There are ways you can counter the impact of violent media on your grandchildren.
Imitative VS Creative Play
Young children learn by imitating what they see. Some imitations are good, while others can be destructive and even violent. Children might watch their parents or grandparents being nurturing and demonstrate those attitudes with stuffed animals, dolls and even other people. Children also mimic their parents doing household chores, building things and talking on the phone. When children imitate violent behavior they have seen on television, in movies, videos and from playing video games, we need to take notice. Young children whose play often involves violence are at the greatest risk of using violence to solve problems and conflicts.
Parents, grandparents and caregivers can help children develop creative ways to play and learn nonviolent ways to resolve conflicts.
- Be a role model for your grandchildren by using nonviolent ways to solve problems. This includes avoiding abusive language as well as voices raised in anger.
- Offer opportunities for your grands to play cooperatively with other children. Encourage them to engage in creative (imaginative) play.
- Help them understand how to resolve conflicts by talking about why they are frustrated or angry or what is making them mad. Then, help them talk about how to resolve the problem verbally, rather than using violence to do so. This takes patience and time.
- For older children, help them understand that most people they see on TV and in movies and videos are paid actors.

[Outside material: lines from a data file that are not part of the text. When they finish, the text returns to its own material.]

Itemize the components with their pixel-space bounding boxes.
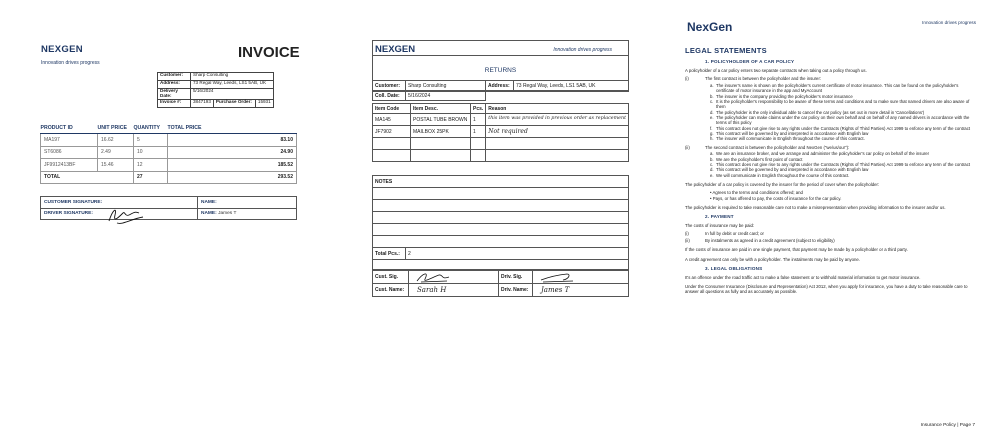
row-total: 24.90 xyxy=(168,146,297,159)
driv-signature-image xyxy=(533,271,629,284)
customer-value: Sharp Consulting xyxy=(406,81,486,91)
total-pcs-value: 2 xyxy=(406,248,629,260)
row-id: ST6086 xyxy=(41,146,98,159)
returns-brand: NEXGEN xyxy=(375,44,416,55)
list-item: The policyholder is the only individual able to cancel the car policy (as set out in more detail in 'Cancellations') xyxy=(716,109,925,115)
col-item-code: Item Code xyxy=(373,104,411,114)
law-para-2: Under the Consumer Insurance (Disclosure and Representation) Act 2012, when you apply for insurance, you have a duty to take reasonable care to answer all questions as fully and as accurately as possible. xyxy=(685,284,968,295)
list-item: We are an insurance broker, and we arrange and administer the policyholder's car policy on behalf of the insurer xyxy=(716,151,930,157)
row-price: 2.49 xyxy=(98,146,134,159)
driver-signature-cell xyxy=(41,208,198,220)
legal-brand: NexGen xyxy=(687,20,733,34)
notes-label: NOTES xyxy=(373,176,629,188)
address-label: Address: xyxy=(486,81,514,91)
driver-signature-image xyxy=(105,205,145,227)
returns-title: RETURNS xyxy=(484,67,517,74)
item-code: MA145 xyxy=(373,114,411,126)
address-label: Address: xyxy=(158,81,191,89)
customer-label: Customer: xyxy=(158,73,191,81)
list-item: The insurer is the company providing the policyholder's motor insurance xyxy=(716,93,853,99)
total-label: TOTAL xyxy=(41,171,134,184)
invoice-customer-table xyxy=(157,72,274,108)
cust-name-label: Cust. Name: xyxy=(373,284,409,297)
total-row xyxy=(41,171,297,184)
legal-heading: LEGAL STATEMENTS xyxy=(685,46,767,55)
contract-2-num: (ii) xyxy=(685,144,690,150)
section-2-title: 2. PAYMENT xyxy=(705,214,734,220)
legal-page: NexGen Innovation drives progress LEGAL STATEMENTS 1. POLICYHOLDER OF A CAR POLICY A policyholder of a car policy enters two separate contracts when taking out a policy through us. (i) The first contract is between the policyholder and the insurer: a. The insurer's name is shown on the policyholder's current certificate of motor insurance. This can be found on the policyholder's certificate of motor insurance in the app and MyAccount b. The insurer is the company providing the policyholder's motor insurance c. It is the policyholder's responsibility to be aware of these terms and conditions and to make sure that named drivers are also aware of them d. The policyholder is the only individual able to cancel the car policy (as set out in more detail in 'Cancellations') e. The policyholder can make claims under the car policy on their own behalf and on behalf of any named drivers in accordance with the terms of this policy f. This contract does not give rise to any rights under the Contracts (Rights of Third Parties) Act 1999 to enforce any term of the contract g. This contract will be governed by and interpreted in accordance with English law h. The insurer will communicate in English throughout the course of this contract. (ii) The second contract is between the policyholder and NexGen ("we/us/our"): a. We are an insurance broker, and we arrange and administer the policyholder's car policy on behalf of the insurer b. We are the policyholder's first point of contact c. This contract does not give rise to any rights under the Contracts (Rights of Third Parties) Act 1999 to enforce any term of the contract d. This contract will be governed by and interpreted in accordance with English law e. We will communicate in English throughout the course of this contract. The policyholder of a car policy is covered by the insurer for the period of cover when the policyholder: • Agrees to the terms and conditions offered; and • Pays, or has offered to pay, the costs of insurance for the car policy. The policyholder is required to take reasonable care not to make a misrepresentation when providing information to the insurer and/or us. 2. PAYMENT The costs of insurance may be paid: (i) In full by debit or credit card; or (ii) By instalments as agreed in a credit agreement (subject to eligibility) If the costs of insurance are paid in one single payment, that payment may be made by a policyholder or a third party. A credit agreement can only be with a policyholder. The instalments may be paid by anyone. 3. LEGAL OBLIGATIONS It's an offence under the road traffic act to make a false statement or to withhold material information to get motor insurance. Under the Consumer Insurance (Disclosure and Representation) Act 2012, when you apply for insurance, you have a duty to take reasonable care to answer all questions as fully and as accurately as possible. Insurance Policy | Page 7 xyxy=(662,0,1000,433)
returns-items-table xyxy=(372,103,629,162)
list-item: • Agrees to the terms and conditions offered; and xyxy=(710,190,803,196)
address-value: 73 Regal Way, Leeds, LS1 5AB, UK xyxy=(514,81,629,91)
payment-intro: The costs of insurance may be paid: xyxy=(685,223,755,229)
disclose-text: The policyholder is required to take reasonable care not to make a misrepresentation when providing information to the insurer and/or us. xyxy=(685,205,946,211)
row-id: JF9912413BF xyxy=(41,159,98,172)
contract-1-text: The first contract is between the policyholder and the insurer: xyxy=(705,76,822,82)
table-row xyxy=(41,146,297,159)
cover-text: The policyholder of a car policy is covered by the insurer for the period of cover when the policyholder: xyxy=(685,181,880,187)
col-quantity: QUANTITY xyxy=(134,125,168,134)
total-amount: 293.52 xyxy=(168,171,297,184)
total-pcs-label: Total Pcs.: xyxy=(373,248,406,260)
invoice-number-label: Invoice #: xyxy=(158,99,191,107)
list-item: In full by debit or credit card; or xyxy=(705,231,764,237)
table-row xyxy=(373,114,629,126)
invoice-title: INVOICE xyxy=(238,44,300,61)
returns-notes-table xyxy=(372,175,629,248)
row-qty: 12 xyxy=(134,159,168,172)
list-item: This contract will be governed by and interpreted in accordance with English law xyxy=(716,167,869,173)
list-item: This contract does not give rise to any rights under the Contracts (Rights of Third Parties) Act 1999 to enforce any term of the contract xyxy=(716,125,971,131)
item-pcs: 1 xyxy=(471,114,486,126)
col-unit-price: UNIT PRICE xyxy=(98,125,134,134)
list-item: It is the policyholder's responsibility to be aware of these terms and conditions and to make sure that named drivers are also aware of them xyxy=(716,98,970,110)
col-reason: Reason xyxy=(486,104,629,114)
driver-signature-label: DRIVER SIGNATURE: xyxy=(44,211,93,217)
total-qty: 27 xyxy=(134,171,168,184)
col-item-desc: Item Desc. xyxy=(411,104,471,114)
item-desc: MAILBOX 25PK xyxy=(411,126,471,138)
driv-name-label: Driv. Name: xyxy=(499,284,533,297)
item-pcs: 1 xyxy=(471,126,486,138)
address-value: 73 Regal Way, Leeds, LS1 5AB, UK xyxy=(191,81,274,89)
customer-name-label: NAME: xyxy=(198,197,297,209)
returns-tagline: Innovation drives progress xyxy=(553,47,612,53)
payment-para-2: A credit agreement can only be with a policyholder. The instalments may be paid by anyone. xyxy=(685,256,861,262)
driver-name-value: James T xyxy=(218,211,237,217)
section-3-title: 3. LEGAL OBLIGATIONS xyxy=(705,265,763,271)
invoice-page xyxy=(0,0,325,433)
returns-customer-table xyxy=(372,80,629,101)
list-item: We are the policyholder's first point of contact xyxy=(716,156,803,162)
invoice-tagline: Innovation drives progress xyxy=(41,60,100,66)
row-price: 15.46 xyxy=(98,159,134,172)
list-item: The insurer's name is shown on the policyholder's current certificate of motor insurance. This can be found on the policyholder's certificate of motor insurance in the app and MyAccount xyxy=(716,82,959,94)
row-total: 185.52 xyxy=(168,159,297,172)
invoice-signature-table xyxy=(40,196,297,220)
customer-signature-label: CUSTOMER SIGNATURE: xyxy=(41,197,198,209)
list-item: • Pays, or has offered to pay, the costs of insurance for the car policy. xyxy=(710,195,842,201)
row-id: MA197 xyxy=(41,134,98,147)
coll-date-value: 5/16/2024 xyxy=(406,91,486,101)
table-row xyxy=(41,134,297,147)
delivery-value: 5/16/2024 xyxy=(191,89,274,100)
driver-name-label: NAME: xyxy=(201,211,217,217)
payment-para-1: If the costs of insurance are paid in one single payment, that payment may be made by a policyholder or a third party. xyxy=(685,247,908,253)
item-code: JF7902 xyxy=(373,126,411,138)
returns-total-table xyxy=(372,247,629,270)
law-para-1: It's an offence under the road traffic act to make a false statement or to withhold material information to get motor insurance. xyxy=(685,274,921,280)
driv-name-value: James T xyxy=(533,284,629,297)
table-row xyxy=(373,126,629,138)
invoice-number-value: 3847193 xyxy=(191,99,214,107)
cust-name-value: Sarah H xyxy=(409,284,499,297)
list-item: The policyholder can make claims under the car policy on their own behalf and on behalf of any named drivers in accordance with the terms of this policy xyxy=(716,114,970,126)
contract-1-num: (i) xyxy=(685,76,689,82)
list-item: This contract will be governed by and interpreted in accordance with English law xyxy=(716,131,869,137)
po-value: 15931 xyxy=(255,99,273,107)
list-item: By instalments as agreed in a credit agreement (subject to eligibility) xyxy=(705,237,835,243)
cust-sig-label: Cust. Sig. xyxy=(373,271,409,284)
page-footer: Insurance Policy | Page 7 xyxy=(920,423,975,428)
product-table xyxy=(40,125,297,184)
legal-tagline: Innovation drives progress xyxy=(922,20,976,25)
list-item: The insurer will communicate in English throughout the course of this contract. xyxy=(716,136,865,142)
section-1-intro: A policyholder of a car policy enters two separate contracts when taking out a policy through us. xyxy=(685,68,867,74)
delivery-label: Delivery Date: xyxy=(158,89,191,100)
customer-value: Sharp Consulting xyxy=(191,73,274,81)
section-1-title: 1. POLICYHOLDER OF A CAR POLICY xyxy=(705,59,795,65)
customer-label: Customer: xyxy=(373,81,406,91)
item-reason: Not required xyxy=(486,126,629,138)
driv-sig-label: Driv. Sig. xyxy=(499,271,533,284)
po-label: Purchase Order: xyxy=(213,99,255,107)
table-row xyxy=(41,159,297,172)
list-item: This contract does not give rise to any rights under the Contracts (Rights of Third Parties) Act 1999 to enforce any term of the contract xyxy=(716,161,971,167)
row-qty: 10 xyxy=(134,146,168,159)
col-pcs: Pcs. xyxy=(471,104,486,114)
row-total: 83.10 xyxy=(168,134,297,147)
cust-signature-image xyxy=(409,271,499,284)
row-price: 16.62 xyxy=(98,134,134,147)
contract-2-text: The second contract is between the policyholder and NexGen ("we/us/our"): xyxy=(705,144,850,150)
invoice-brand: NEXGEN xyxy=(41,44,83,55)
col-total-price: TOTAL PRICE xyxy=(168,125,297,134)
col-product-id: PRODUCT ID xyxy=(41,125,98,134)
coll-date-label: Coll. Date: xyxy=(373,91,406,101)
row-qty: 5 xyxy=(134,134,168,147)
item-reason: this item was provided in previous order as replacement xyxy=(486,114,629,126)
returns-signature-table xyxy=(372,270,629,297)
item-desc: POSTAL TUBE BROWN xyxy=(411,114,471,126)
list-item: We will communicate in English throughout the course of this contract. xyxy=(716,172,850,178)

- For younger children, help them understand the difference between real and pretend in age-appropriate ways.
Pretend VS Real
Play a game.
Help children understand real vs pretend by asking young ones questions such as
…Can cars fly? (pretend) Can cars drive on the road? (real)
…Can cats or dogs talk? (pretend) Can they bark and meow? (real)

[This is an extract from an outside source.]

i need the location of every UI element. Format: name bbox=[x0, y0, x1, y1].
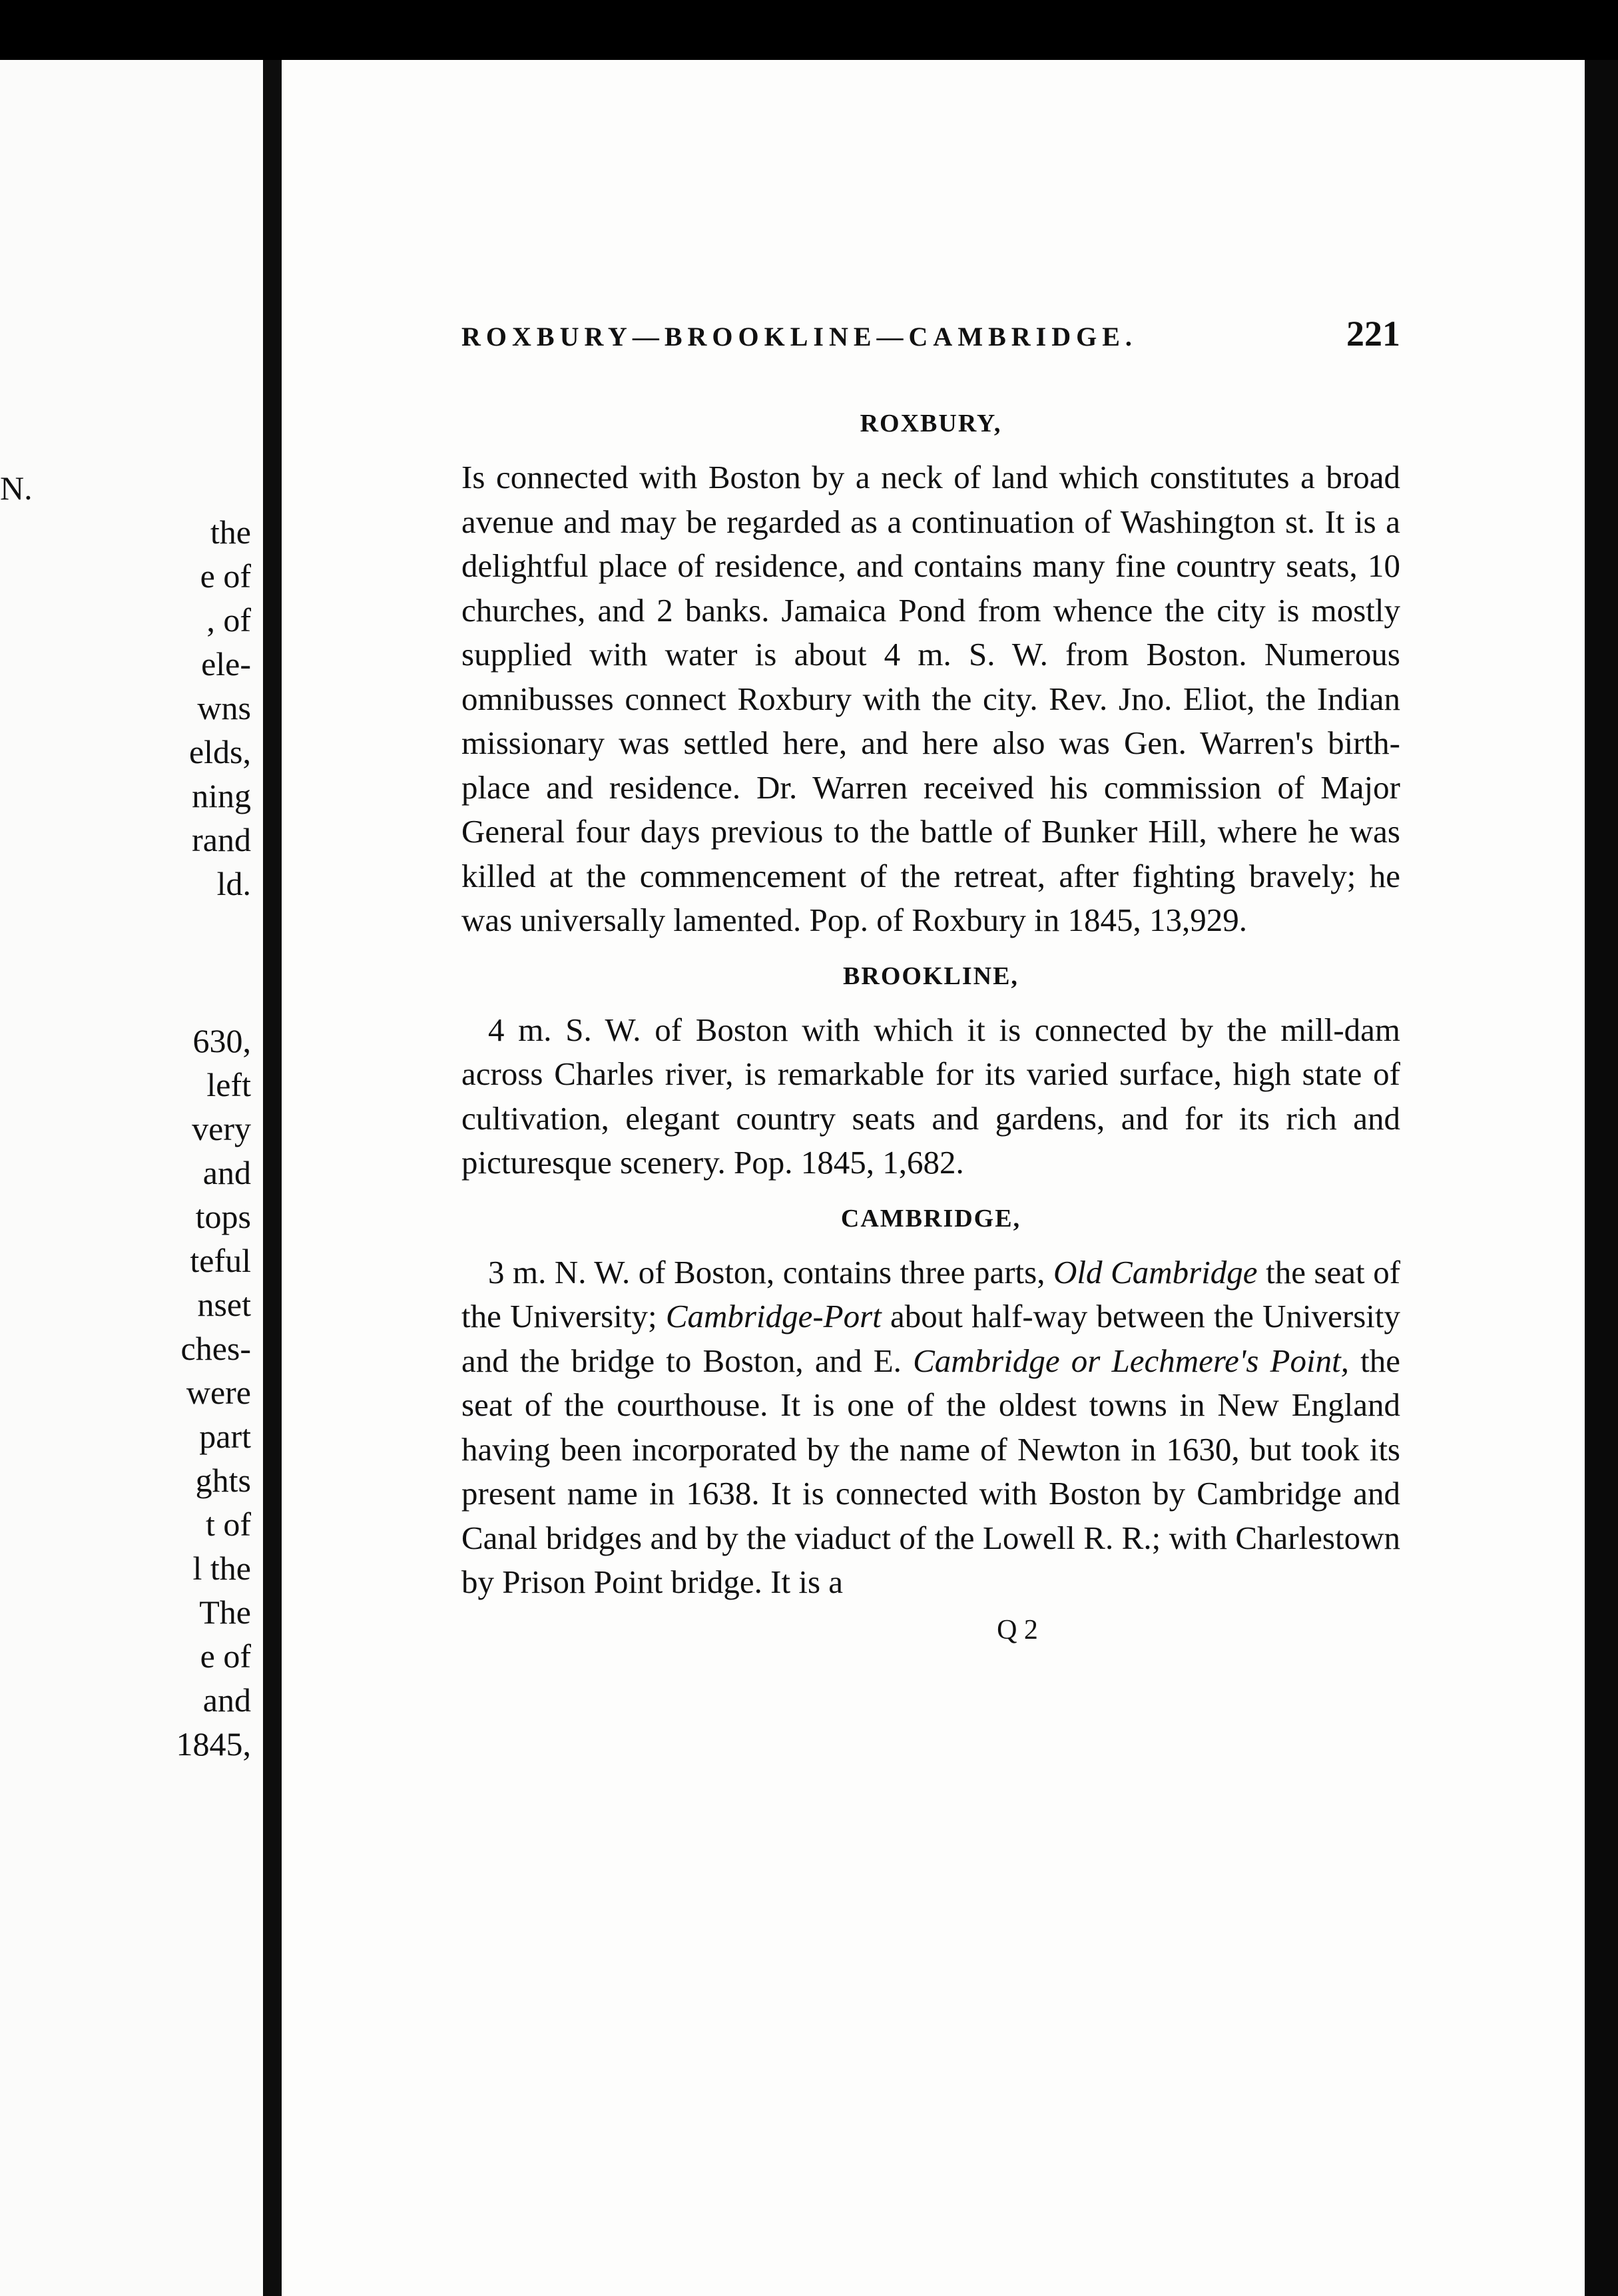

Try these questions on elementary school-aged children to underscore the difference between super heroes and characters they see on television, movies and cartoons and real people…
…Can a person lift a house? A car? Can a person jump over a house? (pretend)
…Can a person get hurt crashing a car? (real) Jumping off a cliff? (real)
Use real objects for pretend characters.
Engage in imaginative play with your grandchildren. Imagine that the a pretend polar bear has come to your house. Let ‘him’ use your chair to sit at the table, but eat pretend fish. Or, ask your grandchild what to feed the polar bear. Pull back the covers on your bed for the bear to climb in and sleep through the winter!
Turn household items into pretend anything.
Large appliance boxes, tables and chairs can become theaters, castles, pirate ships, stores and restaurants. Gather all their stuffed animals and set up ‘zoo cages’ for them using blocks, tables and chairs. Or collect the small cars and trucks and set up a highway or obstacle course to drive around, and through, with blocks and other objects.
Expand their experiences and knowledge through reading.
While TV and movies do provide experiences for young children, it is the type of play generated by these experiences that can be of concern. Reading to children provides new vocabulary to use in imaginative (pretend) play; sparks their curiosity; provides positive characters for the children to imitate; gives them new ideas for creative play; and helps develop their imagination. Remember: When children are watching TV, videos or movies, they are not using their imagination!
You can help your grandchildren by encouraging healthy emotional and social development and have a long lasting impact on their adult lives. A child needs to practice and develop strong social skills. When imitating violent behavior they have seen, they learn aggressive and anti-social skills. Imaginative and cooperative play as well as positive adult role models help children develop emotionally and socially by learning how to work out conflicts in creative and constructive nonviolent ways.